Oh how the mighty have fallen. Remember when Myspace was turning over close to $1 billion in revenue and was more popular than Google?

Today, Myspace raises nostalgia from 2006, to a happier time when ‘Badgers’ was the greatest web video ever made, Internet Explorer had 50% of the total browser market share, and experts thought web 2.0 meant, ‘better spam mail’ (not a joke, that actually happened). Myspace brings back the same emotions as your great grandfather’s Model T.

But at the time, Myspace was not just a big part of social media, it WAS social media. Like the Model T, it was so innovative, so unique, and so all round world shattering in its day that we can’t really imagine what a world would have looked like without Myspace.

So what were the factors that destroyed the company? Will it ever come back? And what can we do to avoid a second Myspace tragedy? Well the first thing to remember is that many of Myspace’s problems will never occur again. These include:

1. Self-built programs.  Facebook and other developers give third parties the ability to create applications, because these developers have realized that any programmer writing a new product was not writing code to keep the main site working well. Myspace never understood this. And by creating a huge selection of applications and programs but not paying attention to their core service, it caused the service to age faster than normal and eventually go out of date.

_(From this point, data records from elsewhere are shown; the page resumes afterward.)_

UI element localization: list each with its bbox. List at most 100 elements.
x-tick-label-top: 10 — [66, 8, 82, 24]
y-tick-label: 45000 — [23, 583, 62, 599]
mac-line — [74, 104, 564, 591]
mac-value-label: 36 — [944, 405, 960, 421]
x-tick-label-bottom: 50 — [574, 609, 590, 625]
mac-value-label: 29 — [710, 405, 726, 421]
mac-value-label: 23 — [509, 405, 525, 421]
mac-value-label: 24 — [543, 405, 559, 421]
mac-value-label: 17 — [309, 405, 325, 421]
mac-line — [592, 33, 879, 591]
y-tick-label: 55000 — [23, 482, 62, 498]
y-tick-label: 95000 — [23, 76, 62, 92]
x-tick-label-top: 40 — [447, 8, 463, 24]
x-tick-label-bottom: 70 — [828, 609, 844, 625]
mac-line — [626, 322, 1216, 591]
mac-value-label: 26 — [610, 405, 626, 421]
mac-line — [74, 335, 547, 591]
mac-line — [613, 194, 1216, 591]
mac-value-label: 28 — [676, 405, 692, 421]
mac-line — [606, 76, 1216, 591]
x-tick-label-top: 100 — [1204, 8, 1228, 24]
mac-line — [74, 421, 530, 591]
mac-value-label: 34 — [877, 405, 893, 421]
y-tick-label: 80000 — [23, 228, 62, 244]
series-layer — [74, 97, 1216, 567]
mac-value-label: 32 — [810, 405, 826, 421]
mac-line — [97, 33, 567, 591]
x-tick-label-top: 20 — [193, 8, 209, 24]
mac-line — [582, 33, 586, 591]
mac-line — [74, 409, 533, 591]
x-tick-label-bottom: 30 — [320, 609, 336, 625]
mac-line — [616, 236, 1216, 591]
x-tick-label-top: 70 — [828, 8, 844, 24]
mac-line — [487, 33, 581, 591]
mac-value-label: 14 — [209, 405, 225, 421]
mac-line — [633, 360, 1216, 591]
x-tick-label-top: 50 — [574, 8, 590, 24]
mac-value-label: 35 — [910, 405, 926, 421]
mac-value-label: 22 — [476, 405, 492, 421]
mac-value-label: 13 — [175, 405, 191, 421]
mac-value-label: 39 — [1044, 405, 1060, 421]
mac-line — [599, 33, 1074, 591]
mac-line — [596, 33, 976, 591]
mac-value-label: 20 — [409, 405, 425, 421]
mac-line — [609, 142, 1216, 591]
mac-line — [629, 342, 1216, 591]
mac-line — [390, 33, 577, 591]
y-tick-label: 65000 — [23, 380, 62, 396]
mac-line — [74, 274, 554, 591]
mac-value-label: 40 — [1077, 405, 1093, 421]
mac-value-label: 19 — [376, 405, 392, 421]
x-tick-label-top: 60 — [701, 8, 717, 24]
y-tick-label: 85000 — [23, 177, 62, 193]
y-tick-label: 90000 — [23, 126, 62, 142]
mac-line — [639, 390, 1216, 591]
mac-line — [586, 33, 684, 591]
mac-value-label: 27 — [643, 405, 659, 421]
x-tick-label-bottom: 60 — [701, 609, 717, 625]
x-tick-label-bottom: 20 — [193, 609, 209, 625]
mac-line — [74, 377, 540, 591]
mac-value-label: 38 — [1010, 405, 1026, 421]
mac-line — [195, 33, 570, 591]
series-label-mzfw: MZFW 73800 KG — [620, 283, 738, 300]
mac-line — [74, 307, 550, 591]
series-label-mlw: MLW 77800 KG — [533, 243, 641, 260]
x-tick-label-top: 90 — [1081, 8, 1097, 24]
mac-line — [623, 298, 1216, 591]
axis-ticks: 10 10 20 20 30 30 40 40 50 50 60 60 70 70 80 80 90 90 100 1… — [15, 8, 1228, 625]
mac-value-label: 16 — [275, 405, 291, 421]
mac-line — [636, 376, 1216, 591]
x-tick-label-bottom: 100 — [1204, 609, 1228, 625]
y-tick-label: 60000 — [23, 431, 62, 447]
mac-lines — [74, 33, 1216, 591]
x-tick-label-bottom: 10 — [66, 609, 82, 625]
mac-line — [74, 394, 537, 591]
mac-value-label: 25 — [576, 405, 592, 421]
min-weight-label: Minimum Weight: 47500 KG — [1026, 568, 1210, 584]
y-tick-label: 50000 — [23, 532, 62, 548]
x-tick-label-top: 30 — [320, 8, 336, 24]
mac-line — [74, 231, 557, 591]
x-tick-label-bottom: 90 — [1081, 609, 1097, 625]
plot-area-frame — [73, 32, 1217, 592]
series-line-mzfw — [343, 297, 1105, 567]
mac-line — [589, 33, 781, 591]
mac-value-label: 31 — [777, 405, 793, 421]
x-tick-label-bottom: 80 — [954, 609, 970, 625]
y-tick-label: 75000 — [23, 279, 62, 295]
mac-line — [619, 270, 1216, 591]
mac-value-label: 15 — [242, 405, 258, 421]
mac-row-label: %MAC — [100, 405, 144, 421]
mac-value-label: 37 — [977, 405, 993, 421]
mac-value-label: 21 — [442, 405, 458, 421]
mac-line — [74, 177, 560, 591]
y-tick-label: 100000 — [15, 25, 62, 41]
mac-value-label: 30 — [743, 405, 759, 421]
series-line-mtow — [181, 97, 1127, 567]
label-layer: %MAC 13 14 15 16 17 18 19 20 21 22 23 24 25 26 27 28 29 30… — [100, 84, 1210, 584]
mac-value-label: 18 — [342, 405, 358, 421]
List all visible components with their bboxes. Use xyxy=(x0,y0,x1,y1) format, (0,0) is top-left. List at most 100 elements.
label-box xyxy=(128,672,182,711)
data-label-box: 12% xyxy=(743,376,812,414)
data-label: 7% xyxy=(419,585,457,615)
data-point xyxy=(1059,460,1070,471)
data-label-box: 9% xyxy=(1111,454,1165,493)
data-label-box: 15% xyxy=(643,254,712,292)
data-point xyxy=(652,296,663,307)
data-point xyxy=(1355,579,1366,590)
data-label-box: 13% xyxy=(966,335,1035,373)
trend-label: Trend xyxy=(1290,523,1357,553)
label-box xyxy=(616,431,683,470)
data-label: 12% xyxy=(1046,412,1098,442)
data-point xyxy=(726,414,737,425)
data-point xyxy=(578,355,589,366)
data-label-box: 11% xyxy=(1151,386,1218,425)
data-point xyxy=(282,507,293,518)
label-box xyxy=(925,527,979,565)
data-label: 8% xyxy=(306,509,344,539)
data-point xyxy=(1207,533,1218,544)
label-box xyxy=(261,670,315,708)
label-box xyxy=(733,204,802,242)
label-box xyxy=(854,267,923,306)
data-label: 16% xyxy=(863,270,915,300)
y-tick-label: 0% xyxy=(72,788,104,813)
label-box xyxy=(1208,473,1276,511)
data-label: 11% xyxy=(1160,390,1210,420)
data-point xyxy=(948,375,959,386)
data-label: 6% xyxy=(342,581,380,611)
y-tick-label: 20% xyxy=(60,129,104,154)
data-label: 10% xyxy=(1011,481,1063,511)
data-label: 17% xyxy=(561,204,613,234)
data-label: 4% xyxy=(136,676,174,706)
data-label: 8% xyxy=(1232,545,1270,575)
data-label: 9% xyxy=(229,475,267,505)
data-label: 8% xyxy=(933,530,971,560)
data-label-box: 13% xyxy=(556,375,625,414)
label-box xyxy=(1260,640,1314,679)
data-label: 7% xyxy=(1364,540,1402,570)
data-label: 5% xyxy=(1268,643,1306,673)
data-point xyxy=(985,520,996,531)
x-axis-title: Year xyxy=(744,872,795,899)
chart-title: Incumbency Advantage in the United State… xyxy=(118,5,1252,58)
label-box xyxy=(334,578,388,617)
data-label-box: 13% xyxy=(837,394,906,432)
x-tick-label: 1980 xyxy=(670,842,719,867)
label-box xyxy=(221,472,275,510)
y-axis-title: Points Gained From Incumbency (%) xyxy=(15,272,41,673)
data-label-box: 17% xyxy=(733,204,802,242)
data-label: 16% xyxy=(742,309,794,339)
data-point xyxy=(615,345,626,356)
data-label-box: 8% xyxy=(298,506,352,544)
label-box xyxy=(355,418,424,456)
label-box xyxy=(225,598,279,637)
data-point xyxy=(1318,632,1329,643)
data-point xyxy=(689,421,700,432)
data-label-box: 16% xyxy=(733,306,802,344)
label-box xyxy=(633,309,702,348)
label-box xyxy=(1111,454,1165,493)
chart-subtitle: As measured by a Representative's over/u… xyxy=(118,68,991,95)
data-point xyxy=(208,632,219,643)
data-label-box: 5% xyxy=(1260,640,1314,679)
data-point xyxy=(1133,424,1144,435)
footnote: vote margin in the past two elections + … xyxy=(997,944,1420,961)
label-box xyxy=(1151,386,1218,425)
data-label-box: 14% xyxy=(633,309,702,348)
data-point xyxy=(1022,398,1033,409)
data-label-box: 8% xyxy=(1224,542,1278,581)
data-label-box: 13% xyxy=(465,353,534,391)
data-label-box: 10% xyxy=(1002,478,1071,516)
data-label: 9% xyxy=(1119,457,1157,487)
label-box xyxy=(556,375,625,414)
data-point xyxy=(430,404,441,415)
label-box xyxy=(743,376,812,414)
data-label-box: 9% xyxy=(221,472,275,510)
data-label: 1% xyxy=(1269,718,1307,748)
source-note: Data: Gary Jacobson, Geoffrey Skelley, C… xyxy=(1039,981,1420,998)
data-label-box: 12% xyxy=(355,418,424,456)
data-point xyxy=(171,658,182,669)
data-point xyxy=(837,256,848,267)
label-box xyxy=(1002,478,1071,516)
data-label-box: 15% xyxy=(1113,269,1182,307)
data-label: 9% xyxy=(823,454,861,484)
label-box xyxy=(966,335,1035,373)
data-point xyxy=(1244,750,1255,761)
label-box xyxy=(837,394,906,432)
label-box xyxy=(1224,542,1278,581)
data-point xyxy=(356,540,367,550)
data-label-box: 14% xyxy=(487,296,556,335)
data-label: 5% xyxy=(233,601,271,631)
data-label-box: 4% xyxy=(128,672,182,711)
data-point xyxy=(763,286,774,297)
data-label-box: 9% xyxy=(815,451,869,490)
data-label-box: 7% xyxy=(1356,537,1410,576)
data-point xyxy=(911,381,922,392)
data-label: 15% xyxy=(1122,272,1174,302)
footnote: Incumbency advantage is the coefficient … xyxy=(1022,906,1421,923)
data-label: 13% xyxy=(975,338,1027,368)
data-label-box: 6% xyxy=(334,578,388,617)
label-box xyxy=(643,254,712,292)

2. Picking the wrong site architecture. Contrary to popular opinion, Facebook does not constantly redesign its home pages to irritate its users. It does it to keep from going obsolete, and keep up user engagement. But changing home pages means making changes to the architecture, which takes time, engineers and money. Myspace compounded the problem by using a program called ColdFusion to build the original site. Coldfusion was powerful enough to build the site in 10 days, but by 2005, the program was obsolete and did not allow developers the ability to fix it.

However, there are some factors which we may see happen to current large players in the next few years, if not sooner:

1. Arrogance. Both Twitter and Facebook seem to be functioning as if no other service could possibly replace them. Myspace once had the attitude that nothing could replace them and that, no matter how many bad reports came in, the site was still worth billions.

2. Revenue targets set by those who don’t understand the product. Myspace began running so many ads that it became cluttered. So cluttered in fact that many switched to Facebook. Now that Facebook is running more and more ads, and also beginning to charge for promoted posts and to advertise favorite pages on behalf of large companies, we may see some disengagement as well.

3. Bad Data. One of the things that killed Myspace was that, while its site suffered from serious problems, the site was also winning over hundreds of thousands of users a day. Those numbers tend to distract from useful data (such as, number of active accounts). And social media firms are new types of business. It will be a while before we find out which are the real numbers for determining success.

Myspace has recently undergone its third redesign, but it’s unlikely to reclaim any ground, mainly because it offers nothing new. The question is: will Facebook collapse in the face of a new social network? And the answer: probably not. Facebook has done well in learning the mistakes of the former social media king.

Can you name any other problems that killed Myspace? Would you ever try it out again?